Mesothelioma developing in carriers of inherited genetic mutations

Yoshie Yoshikawa, Mitsuru Emi, Takashi Nakano, Giovanni Gaudino


Malignant mesothelioma is associated with the exposure to asbestos fibers. Recent discovery of the BAP1 cancer syndrome, a Mendelian disorder with high-penetrance autosomal dominant inheritance fostered the genotyping for nucleotide-level or larger structural alteration of germline DNA. Inherited heterozygous mutations of the BAP1 gene increase the susceptibility to carcinogenic fibers, leading to a concept of gene x environment interaction (GxE) as a pathogenetic mechanism of mesothelioma. Several studies on cohorts of unselected patients with mesothelioma or on familial/early-onset cohorts of mesothelioma cases converged on BAP1 as the more frequent germline mutated gene, followed by other genes involved in DNA repair and homologous recombination. Evidence has been emerging that patients with mesothelioma carrying germline mutations of BAP1 and of other genes, such as those involved in DNA repair and tumor suppressor genes, have better prognosis and higher chemosensitivity when compared with patients with germline wildtype Bap1. We report here a germline genomic analysis targeted 22 genes in a cohort of 101 Japanese patients irrespective of asbestos exposure, age at diagnosis, or personal or family history of cancer.
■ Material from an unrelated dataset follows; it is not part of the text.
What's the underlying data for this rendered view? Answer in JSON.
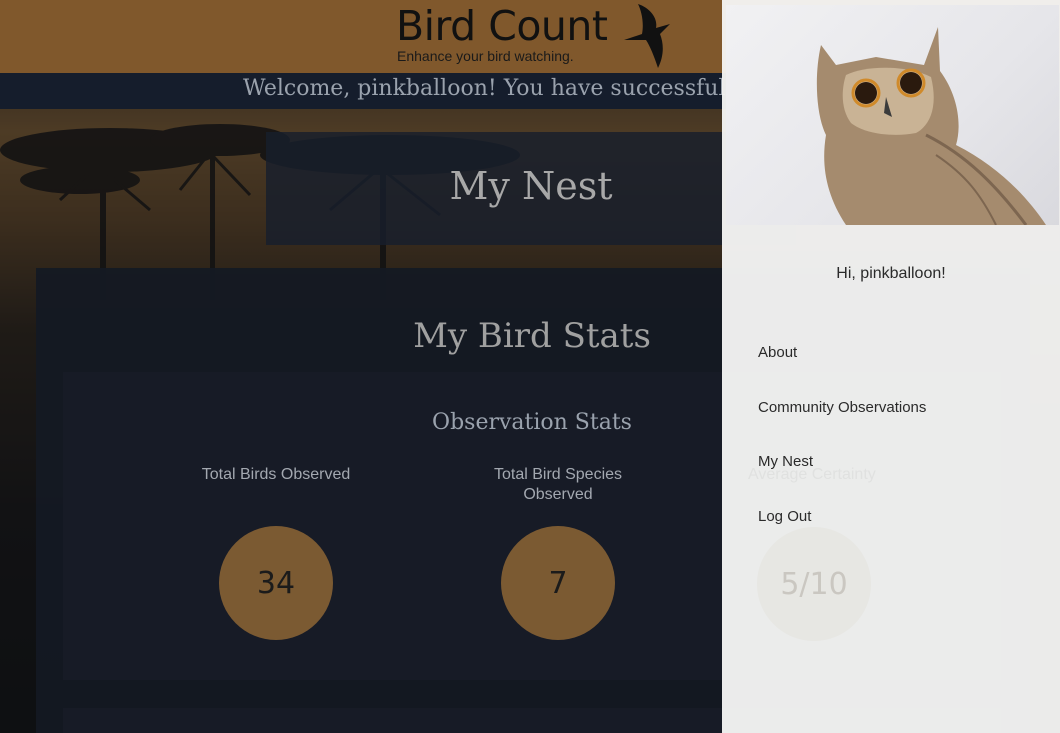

By comparing the results with the Human Genetic Variation Database (HGVD) and the Genome Aggregation Database (gnomAD) we selected rare germline variants with a Combined Annotation Dependent Depletion (CADD) >20. We show here that 31 of 101 subjects were carrying 25 rare variants in 14 genes, neither reported in the HGVD nor in the gnomAD database for 14/25 variants. Besides pathogenic variants of BAP1, rare missense variants were found in genes encoding lysine-specific histone methyltransferase SETD2 and SETDB1 and genes encoding subunits of the mSWI/SNF chromatin remodeling complex. The complete scenario of the genetic background consisting of pathogenic germline variants required for the predisposition and GxE for pathogenesis of mesothelioma appears complex, and further large-scale studies are warranted.